00:14Je jure, je jure de me tenir aux côtés de mes frères, pour la liberté et la dignité de combattre l'agresseur.
00:21Sacré la droite !
00:22En cas de route ! En cas de route ! En cas de route !
00:24En cas de route !
00:25Direction !
00:27Ces images de propagande ont toutes été filmées en Ukraine.
00:29Au cœur du conflit avec la Russie de Vladimir Poutine.
00:32Mais ces soldats que vous voyez tirés à l'arme de guerre ou s'entraîner au combat ne sont pas des ukrainiens.
00:37Ce sont des français et surtout des militants néo-nazis.
00:40Certains d'entre eux sont même des anciens de l'armée française et combattaient encore très récemment dans nos régiments.
00:45Pour parler un peu plus de moi, je suis ancien militaire français.
00:48Je suis venu combattre en Ukraine principalement pour trois choses.
00:51La première, c'est de défendre l'Europe du communisme.
00:55Ainsi que défendre les populations innocentes ukrainiennes qui sont persécutées par l'envahisseur.
01:01Et ainsi que, bien sûr, tuer le plus de Russes possible.
01:05Ils se sont réunis dans un bataillon, la Légion Pirate.
01:09Ils se comparent à des unités de l'Allemagne nazie, arborent des symboles du Troisième Reich ou ont carrément des tatouages de croix gammées sur le torse.
01:16Grâce à l'enquête du journaliste Sébastien Bourdon pour Street Press, on a pu identifier certains de ces combattants ultra-violents.
01:23Et leur parcours est lié de très près à l'extrême droite française.
01:25Sur des images, on voit même certains qui s'entraînent carrément au tir sur des cibles siglées La France Insoumise ou le Nouveau Front Populaire.
01:33Tout ça, ça pose vraiment la question de ce qu'ils pourraient faire une fois de retour en France.
01:37Après cette guerre qui a causé des centaines de milliers de morts et des millions de réfugiés.

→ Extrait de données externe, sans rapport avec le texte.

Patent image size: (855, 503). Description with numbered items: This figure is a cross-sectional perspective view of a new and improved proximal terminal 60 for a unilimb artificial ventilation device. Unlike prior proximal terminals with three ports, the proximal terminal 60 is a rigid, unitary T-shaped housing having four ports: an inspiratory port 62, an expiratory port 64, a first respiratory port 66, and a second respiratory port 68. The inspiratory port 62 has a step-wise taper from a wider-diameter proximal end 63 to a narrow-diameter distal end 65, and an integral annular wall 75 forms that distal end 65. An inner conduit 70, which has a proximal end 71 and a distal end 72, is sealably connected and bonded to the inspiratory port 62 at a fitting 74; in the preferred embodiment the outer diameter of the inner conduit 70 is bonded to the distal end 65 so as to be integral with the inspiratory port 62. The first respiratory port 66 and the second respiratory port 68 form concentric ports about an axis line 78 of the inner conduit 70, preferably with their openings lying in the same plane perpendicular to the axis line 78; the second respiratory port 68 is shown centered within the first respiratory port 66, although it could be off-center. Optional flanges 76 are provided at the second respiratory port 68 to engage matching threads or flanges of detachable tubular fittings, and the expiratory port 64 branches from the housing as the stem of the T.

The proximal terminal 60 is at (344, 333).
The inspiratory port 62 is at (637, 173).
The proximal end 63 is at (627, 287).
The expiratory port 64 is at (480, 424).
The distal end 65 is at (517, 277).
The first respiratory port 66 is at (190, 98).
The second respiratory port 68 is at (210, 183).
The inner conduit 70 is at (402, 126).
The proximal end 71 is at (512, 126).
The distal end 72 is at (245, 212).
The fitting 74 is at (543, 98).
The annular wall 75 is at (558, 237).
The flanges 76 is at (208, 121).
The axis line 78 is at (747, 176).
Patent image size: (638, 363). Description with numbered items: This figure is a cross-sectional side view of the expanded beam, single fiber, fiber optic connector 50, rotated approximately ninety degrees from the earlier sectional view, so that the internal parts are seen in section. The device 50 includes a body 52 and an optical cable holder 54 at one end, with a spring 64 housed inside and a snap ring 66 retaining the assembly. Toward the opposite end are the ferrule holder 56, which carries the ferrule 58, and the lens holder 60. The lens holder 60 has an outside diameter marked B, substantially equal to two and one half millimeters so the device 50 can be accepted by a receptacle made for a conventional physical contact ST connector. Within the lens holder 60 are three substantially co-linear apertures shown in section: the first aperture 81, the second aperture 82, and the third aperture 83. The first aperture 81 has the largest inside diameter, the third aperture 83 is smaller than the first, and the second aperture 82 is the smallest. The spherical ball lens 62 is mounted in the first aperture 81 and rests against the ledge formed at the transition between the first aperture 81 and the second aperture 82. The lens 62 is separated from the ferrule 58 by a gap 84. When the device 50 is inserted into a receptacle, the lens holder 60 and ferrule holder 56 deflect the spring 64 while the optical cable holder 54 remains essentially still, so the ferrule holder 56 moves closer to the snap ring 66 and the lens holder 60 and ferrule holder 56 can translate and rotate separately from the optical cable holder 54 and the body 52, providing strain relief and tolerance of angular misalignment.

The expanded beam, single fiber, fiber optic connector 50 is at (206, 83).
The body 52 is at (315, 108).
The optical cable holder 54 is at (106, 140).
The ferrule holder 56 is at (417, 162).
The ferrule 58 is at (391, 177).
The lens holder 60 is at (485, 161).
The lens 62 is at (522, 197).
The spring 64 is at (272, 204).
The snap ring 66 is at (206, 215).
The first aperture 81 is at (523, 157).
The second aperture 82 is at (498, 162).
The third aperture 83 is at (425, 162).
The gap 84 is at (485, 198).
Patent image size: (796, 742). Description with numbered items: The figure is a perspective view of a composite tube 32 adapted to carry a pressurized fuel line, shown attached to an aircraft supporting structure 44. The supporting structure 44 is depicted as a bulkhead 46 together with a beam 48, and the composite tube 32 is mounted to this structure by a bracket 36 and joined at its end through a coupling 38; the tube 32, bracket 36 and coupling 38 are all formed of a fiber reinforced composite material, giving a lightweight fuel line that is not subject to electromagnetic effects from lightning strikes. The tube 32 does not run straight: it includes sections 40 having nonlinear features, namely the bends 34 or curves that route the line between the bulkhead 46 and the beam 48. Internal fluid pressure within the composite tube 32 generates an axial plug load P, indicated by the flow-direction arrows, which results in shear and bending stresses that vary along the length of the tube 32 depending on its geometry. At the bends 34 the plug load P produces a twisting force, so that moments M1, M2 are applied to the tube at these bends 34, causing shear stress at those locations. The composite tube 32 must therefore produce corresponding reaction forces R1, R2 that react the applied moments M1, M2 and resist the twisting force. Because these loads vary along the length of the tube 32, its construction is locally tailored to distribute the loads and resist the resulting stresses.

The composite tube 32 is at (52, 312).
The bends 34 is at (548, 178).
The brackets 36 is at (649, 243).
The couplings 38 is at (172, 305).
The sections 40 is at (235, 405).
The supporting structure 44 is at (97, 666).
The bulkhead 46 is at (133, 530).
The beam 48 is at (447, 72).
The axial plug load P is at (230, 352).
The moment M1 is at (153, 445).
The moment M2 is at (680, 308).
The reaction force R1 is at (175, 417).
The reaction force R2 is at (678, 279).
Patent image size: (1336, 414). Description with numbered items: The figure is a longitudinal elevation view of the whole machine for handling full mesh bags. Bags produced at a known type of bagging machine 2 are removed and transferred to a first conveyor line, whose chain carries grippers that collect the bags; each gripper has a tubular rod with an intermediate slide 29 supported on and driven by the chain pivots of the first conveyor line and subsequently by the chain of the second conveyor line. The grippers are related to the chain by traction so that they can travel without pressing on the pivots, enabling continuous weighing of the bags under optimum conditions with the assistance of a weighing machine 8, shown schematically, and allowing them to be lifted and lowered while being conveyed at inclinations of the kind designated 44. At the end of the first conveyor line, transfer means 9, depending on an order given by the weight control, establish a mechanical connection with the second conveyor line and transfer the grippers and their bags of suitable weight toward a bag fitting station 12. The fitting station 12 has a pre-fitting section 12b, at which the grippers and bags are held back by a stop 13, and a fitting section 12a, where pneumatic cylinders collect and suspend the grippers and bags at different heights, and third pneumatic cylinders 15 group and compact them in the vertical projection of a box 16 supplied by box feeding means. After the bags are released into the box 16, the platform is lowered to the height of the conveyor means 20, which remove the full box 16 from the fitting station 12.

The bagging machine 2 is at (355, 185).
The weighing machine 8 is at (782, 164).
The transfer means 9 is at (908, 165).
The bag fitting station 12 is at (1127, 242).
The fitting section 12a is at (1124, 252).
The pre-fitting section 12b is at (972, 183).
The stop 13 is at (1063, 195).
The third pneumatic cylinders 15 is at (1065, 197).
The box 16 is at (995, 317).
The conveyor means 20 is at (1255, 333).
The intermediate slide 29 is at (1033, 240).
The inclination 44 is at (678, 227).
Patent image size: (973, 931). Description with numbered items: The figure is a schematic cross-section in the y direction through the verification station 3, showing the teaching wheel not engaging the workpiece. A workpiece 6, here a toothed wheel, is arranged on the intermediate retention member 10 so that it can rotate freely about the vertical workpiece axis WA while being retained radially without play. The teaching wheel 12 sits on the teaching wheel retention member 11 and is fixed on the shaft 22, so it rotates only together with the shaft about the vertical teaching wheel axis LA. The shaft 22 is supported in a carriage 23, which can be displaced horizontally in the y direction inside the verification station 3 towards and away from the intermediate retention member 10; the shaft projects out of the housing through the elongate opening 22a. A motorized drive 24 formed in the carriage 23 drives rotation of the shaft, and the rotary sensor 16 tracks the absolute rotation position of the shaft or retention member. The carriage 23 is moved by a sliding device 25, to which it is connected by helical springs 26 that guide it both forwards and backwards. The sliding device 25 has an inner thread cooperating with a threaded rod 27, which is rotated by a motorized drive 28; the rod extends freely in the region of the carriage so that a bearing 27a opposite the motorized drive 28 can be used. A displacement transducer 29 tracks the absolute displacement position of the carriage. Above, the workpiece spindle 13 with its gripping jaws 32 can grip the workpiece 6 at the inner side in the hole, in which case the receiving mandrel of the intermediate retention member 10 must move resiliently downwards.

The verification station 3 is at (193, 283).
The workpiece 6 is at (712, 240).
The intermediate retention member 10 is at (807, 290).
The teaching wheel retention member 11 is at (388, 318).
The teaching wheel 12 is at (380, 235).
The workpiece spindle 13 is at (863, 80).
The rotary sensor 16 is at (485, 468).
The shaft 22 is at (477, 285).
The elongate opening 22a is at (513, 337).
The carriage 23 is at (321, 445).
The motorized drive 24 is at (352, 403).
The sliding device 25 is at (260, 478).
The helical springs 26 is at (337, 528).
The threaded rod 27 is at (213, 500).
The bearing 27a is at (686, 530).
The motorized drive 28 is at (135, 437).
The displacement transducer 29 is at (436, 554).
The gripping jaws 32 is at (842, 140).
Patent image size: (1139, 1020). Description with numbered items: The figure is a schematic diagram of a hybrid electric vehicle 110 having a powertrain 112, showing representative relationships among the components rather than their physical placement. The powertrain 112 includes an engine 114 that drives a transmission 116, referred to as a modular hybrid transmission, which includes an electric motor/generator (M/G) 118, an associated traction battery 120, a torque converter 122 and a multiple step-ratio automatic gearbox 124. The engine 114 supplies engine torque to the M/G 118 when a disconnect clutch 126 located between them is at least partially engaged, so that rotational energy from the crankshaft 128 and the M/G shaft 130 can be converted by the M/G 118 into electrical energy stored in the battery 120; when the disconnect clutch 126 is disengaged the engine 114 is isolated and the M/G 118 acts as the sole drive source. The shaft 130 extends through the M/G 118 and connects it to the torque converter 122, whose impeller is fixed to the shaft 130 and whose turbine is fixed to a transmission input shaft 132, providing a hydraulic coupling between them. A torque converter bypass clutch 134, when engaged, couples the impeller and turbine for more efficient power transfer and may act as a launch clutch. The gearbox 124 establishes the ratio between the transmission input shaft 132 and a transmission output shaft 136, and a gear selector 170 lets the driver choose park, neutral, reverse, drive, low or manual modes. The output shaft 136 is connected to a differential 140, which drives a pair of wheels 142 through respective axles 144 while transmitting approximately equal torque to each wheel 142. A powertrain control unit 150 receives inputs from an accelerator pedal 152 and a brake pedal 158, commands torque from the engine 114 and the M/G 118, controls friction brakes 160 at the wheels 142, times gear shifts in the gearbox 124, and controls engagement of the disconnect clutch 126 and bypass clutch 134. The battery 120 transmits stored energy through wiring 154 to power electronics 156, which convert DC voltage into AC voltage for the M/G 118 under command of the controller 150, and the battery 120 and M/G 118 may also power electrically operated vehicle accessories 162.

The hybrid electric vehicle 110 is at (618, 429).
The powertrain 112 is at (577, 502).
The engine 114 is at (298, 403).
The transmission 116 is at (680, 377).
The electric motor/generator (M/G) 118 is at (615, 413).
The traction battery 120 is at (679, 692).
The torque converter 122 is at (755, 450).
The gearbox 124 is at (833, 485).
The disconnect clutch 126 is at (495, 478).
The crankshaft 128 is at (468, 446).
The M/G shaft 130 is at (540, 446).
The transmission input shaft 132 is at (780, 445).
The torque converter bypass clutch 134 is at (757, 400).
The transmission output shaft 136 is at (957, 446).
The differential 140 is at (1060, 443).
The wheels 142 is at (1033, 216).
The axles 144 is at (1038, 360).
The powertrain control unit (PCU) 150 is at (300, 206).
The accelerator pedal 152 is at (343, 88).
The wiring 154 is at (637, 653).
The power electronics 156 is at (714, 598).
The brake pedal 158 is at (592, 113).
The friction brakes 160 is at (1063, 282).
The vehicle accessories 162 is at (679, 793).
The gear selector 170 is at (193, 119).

01:41Avant de continuer cette vidéo, il faut que je vous rappelle que Street Press est un média indépendant.
01:50Et toutes nos vidéos et nos articles sont financés par nos lecteurs.
01:53Alors si vous voulez nous aider, on vous a mis toutes les infos dans les commentaires pour nous soutenir.
02:04Le 24 février 2022, vers 6h du matin, des dizaines de milliers de soldats russes envahissent l'Ukraine.
02:10J'ai pris la décision de lancer une opération militaire spéciale.
02:14Les principales villes sont bombardées.
02:16Très vite, de nombreux volontaires français rejoignent les rangs du pays attaqués.
02:20Selon les informations de Mediapart, ils sont déjà plus de 150 à combattre sur place en 2022.
02:26Déjà à l'époque, le journaliste Sébastien Bourdon suit la situation de très très près.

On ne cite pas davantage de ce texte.